When it comes to broadcast advertising, cinema is the new TV. I saw five big budget commercials prior to the last movie I attended. Not so long ago these would have represented a typical flight on prime time. But since few of us actually witness commercial breaks anymore (thank you DVR), the movies are now the place where advertisers find a captive audience. This is either highly annoying or great news for agencies still wanting to produce films for their clients. Probably both.

Shifting gears completely: Love our new Prez, his family, even the dog. But why is everyone so complimentary of Michelle Obama’s wardrobe? I think much of what she wears is bizarre. Google her visit with the Pope. That outfit was downright scary. Hey, at least she’s her own woman.

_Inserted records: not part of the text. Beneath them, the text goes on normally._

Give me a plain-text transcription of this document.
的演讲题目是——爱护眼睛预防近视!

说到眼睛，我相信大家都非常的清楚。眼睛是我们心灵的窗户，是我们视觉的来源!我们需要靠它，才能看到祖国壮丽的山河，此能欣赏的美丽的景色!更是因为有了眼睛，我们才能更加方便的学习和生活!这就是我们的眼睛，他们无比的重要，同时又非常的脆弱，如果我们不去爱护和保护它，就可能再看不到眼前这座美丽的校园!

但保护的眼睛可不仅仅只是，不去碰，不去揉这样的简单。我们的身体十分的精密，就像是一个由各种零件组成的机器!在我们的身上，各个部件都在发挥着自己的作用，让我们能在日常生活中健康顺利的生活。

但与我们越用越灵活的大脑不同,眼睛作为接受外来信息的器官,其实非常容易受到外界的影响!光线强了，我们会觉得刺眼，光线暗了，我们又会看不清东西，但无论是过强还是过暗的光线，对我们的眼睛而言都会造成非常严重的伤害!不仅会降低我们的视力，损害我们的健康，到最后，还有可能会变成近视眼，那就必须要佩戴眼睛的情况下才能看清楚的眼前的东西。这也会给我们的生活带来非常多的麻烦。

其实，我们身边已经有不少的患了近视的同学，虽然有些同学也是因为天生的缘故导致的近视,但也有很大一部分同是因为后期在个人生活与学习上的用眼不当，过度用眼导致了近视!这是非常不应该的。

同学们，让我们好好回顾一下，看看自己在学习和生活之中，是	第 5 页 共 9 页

Saw Michael Mann’s “Public Enemies.” Why the plural? Baby Face Nelson is in five minutes. Pretty Boy Floyd gets killed about 20 seconds after we meet him. Still, it’s a good period piece, full of nice suits and men wearing hats. Sort of “Mad Men” with machine guns. Continuing that comparison, John Dillinger is portrayed much the same as Dan Draper. Both men are handsome, driven, and self-destructive. Draper & Dillinger. Now there’s an agency to be reckoned with! Back to the film, I especially appreciated the way Chicago looked: a hell of a lot cooler than it did in “Dark Knight.” You can’t beat the rickety “El” for killer mise en scene.